EL TRIUNFO DE LA TERCERA EDAD


LA HAZAÑA MÁS RECIENTE DEL PIPÍ FANTASMA



Nosotros los narcisistas irredentos no nos cansamos de hablar de nuestras hazañas y por eso me voy a permitir el inefable placer de hablar de mí mismo (como dijeran dos señores muy famosos que se llamaban Ortega y Gasset y que sufieron un accidente de tránsito muy común en la vida de los mortales: la muerte): hoy derroté en una veintiuna de básquet a un grupo de mozalbetes (tómese en cuenta que a la fecha cuento con la provecta edad de 60 años --y no me arrepiento de ello, como diría otro famoso: el gran poeta Cenamor--) cuya edad variaba entre los 2o y los 30 años. Explico lo que es una veintiuna: en media cancha batallan encarnizadamente todos entre cuatro y ocho o más jugadores. El que primero llega a veintiún puntos... gana.
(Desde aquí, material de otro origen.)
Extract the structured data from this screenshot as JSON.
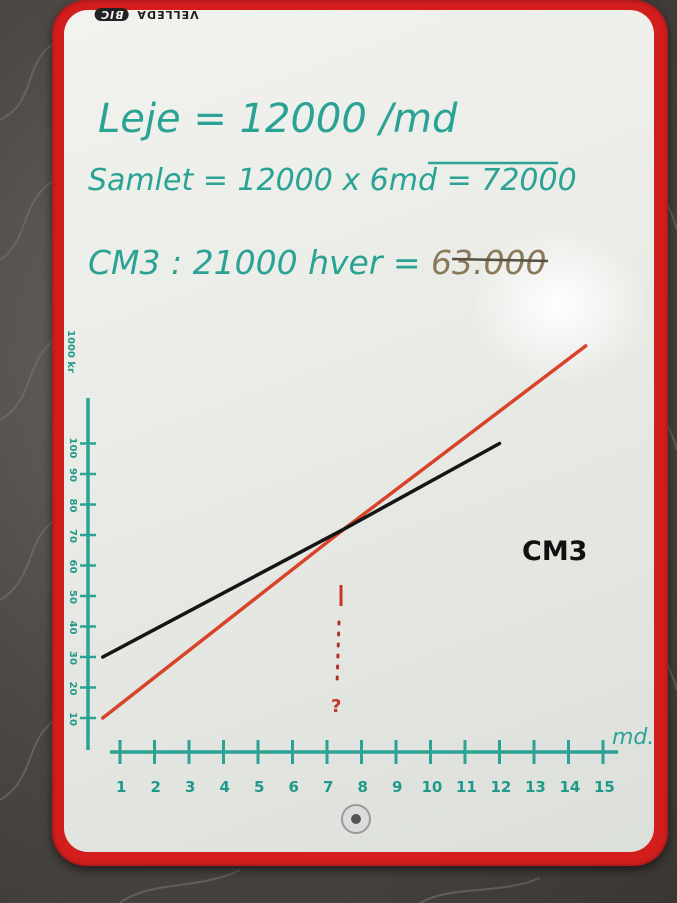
{
  "board": {
    "brand": "BIC",
    "brand_sub": "VELLEDA",
    "line_rent": "Leje = 12000 /md",
    "line_total_prefix": "Samlet = 12000 x 6md = ",
    "line_total_value": "72000",
    "line_cm3_prefix": "CM3 : 21000 hver = ",
    "line_cm3_value": "63.000"
  },
  "chart": {
    "y_unit": "1000 kr",
    "x_unit": "md.",
    "question_mark": "?",
    "series_label_cm3": "CM3"
  },
  "chart_data": {
    "type": "line",
    "x": [
      1,
      2,
      3,
      4,
      5,
      6,
      7,
      8,
      9,
      10,
      11,
      12,
      13,
      14,
      15
    ],
    "x_tick_labels": [
      "1",
      "2",
      "3",
      "4",
      "5",
      "6",
      "7",
      "8",
      "9",
      "10",
      "11",
      "12",
      "13",
      "14",
      "15"
    ],
    "y_tick_labels": [
      "10",
      "20",
      "30",
      "40",
      "50",
      "60",
      "70",
      "80",
      "90",
      "100"
    ],
    "xlabel": "md.",
    "ylabel": "1000 kr",
    "series": [
      {
        "name": "",
        "color": "#d9432a",
        "points": [
          [
            0.5,
            10
          ],
          [
            7.5,
            72
          ],
          [
            14.5,
            132
          ]
        ]
      },
      {
        "name": "CM3",
        "color": "#151515",
        "points": [
          [
            0.5,
            30
          ],
          [
            7.5,
            72
          ],
          [
            12,
            100
          ]
        ]
      }
    ],
    "intersection_x": 7.5,
    "grid": false
  }
}
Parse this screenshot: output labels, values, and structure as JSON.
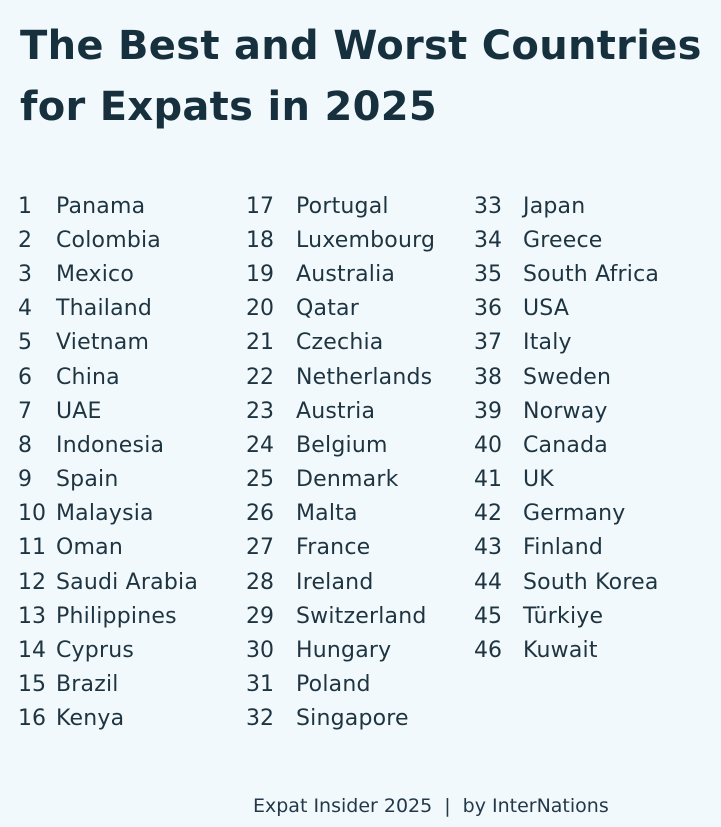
{
  "title": {
    "line1": "The Best and Worst Countries",
    "line2": "for Expats in 2025"
  },
  "columns": [
    [
      {
        "rank": "1",
        "country": "Panama"
      },
      {
        "rank": "2",
        "country": "Colombia"
      },
      {
        "rank": "3",
        "country": "Mexico"
      },
      {
        "rank": "4",
        "country": "Thailand"
      },
      {
        "rank": "5",
        "country": "Vietnam"
      },
      {
        "rank": "6",
        "country": "China"
      },
      {
        "rank": "7",
        "country": "UAE"
      },
      {
        "rank": "8",
        "country": "Indonesia"
      },
      {
        "rank": "9",
        "country": "Spain"
      },
      {
        "rank": "10",
        "country": "Malaysia"
      },
      {
        "rank": "11",
        "country": "Oman"
      },
      {
        "rank": "12",
        "country": "Saudi Arabia"
      },
      {
        "rank": "13",
        "country": "Philippines"
      },
      {
        "rank": "14",
        "country": "Cyprus"
      },
      {
        "rank": "15",
        "country": "Brazil"
      },
      {
        "rank": "16",
        "country": "Kenya"
      }
    ],
    [
      {
        "rank": "17",
        "country": "Portugal"
      },
      {
        "rank": "18",
        "country": "Luxembourg"
      },
      {
        "rank": "19",
        "country": "Australia"
      },
      {
        "rank": "20",
        "country": "Qatar"
      },
      {
        "rank": "21",
        "country": "Czechia"
      },
      {
        "rank": "22",
        "country": "Netherlands"
      },
      {
        "rank": "23",
        "country": "Austria"
      },
      {
        "rank": "24",
        "country": "Belgium"
      },
      {
        "rank": "25",
        "country": "Denmark"
      },
      {
        "rank": "26",
        "country": "Malta"
      },
      {
        "rank": "27",
        "country": "France"
      },
      {
        "rank": "28",
        "country": "Ireland"
      },
      {
        "rank": "29",
        "country": "Switzerland"
      },
      {
        "rank": "30",
        "country": "Hungary"
      },
      {
        "rank": "31",
        "country": "Poland"
      },
      {
        "rank": "32",
        "country": "Singapore"
      }
    ],
    [
      {
        "rank": "33",
        "country": "Japan"
      },
      {
        "rank": "34",
        "country": "Greece"
      },
      {
        "rank": "35",
        "country": "South Africa"
      },
      {
        "rank": "36",
        "country": "USA"
      },
      {
        "rank": "37",
        "country": "Italy"
      },
      {
        "rank": "38",
        "country": "Sweden"
      },
      {
        "rank": "39",
        "country": "Norway"
      },
      {
        "rank": "40",
        "country": "Canada"
      },
      {
        "rank": "41",
        "country": "UK"
      },
      {
        "rank": "42",
        "country": "Germany"
      },
      {
        "rank": "43",
        "country": "Finland"
      },
      {
        "rank": "44",
        "country": "South Korea"
      },
      {
        "rank": "45",
        "country": "Türkiye"
      },
      {
        "rank": "46",
        "country": "Kuwait"
      }
    ]
  ],
  "footer": {
    "source": "Expat Insider 2025",
    "separator": "|",
    "credit": "by InterNations"
  },
  "colors": {
    "background": "#f1f9fc",
    "text": "#1b2f3c"
  }
}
Pus... yo les gané a todos, incluyendo al tremendo Bogart --al que convertí en personaje de mi Historia de todas las cosas; a Erick --jugador de varias selecciones del Estado-- y a otros cuatro. ¡Chas!, desde la distancia de los 3 puntos, aproximadamente ocho metros, les receté mis canastas de miope (por alguna razón mi miopía me permite acertar desde cierto punto con puntería sorprendente... ) Hay que aclarar que perdí la segunda veintiuna y que en la tercera no particié por física güeva, alias pereza, o por cansancio ocasionado por tanta vacación, natación, básquet y el dormir exacerbado... Buscaré una foto vieja para ilustrar este texto.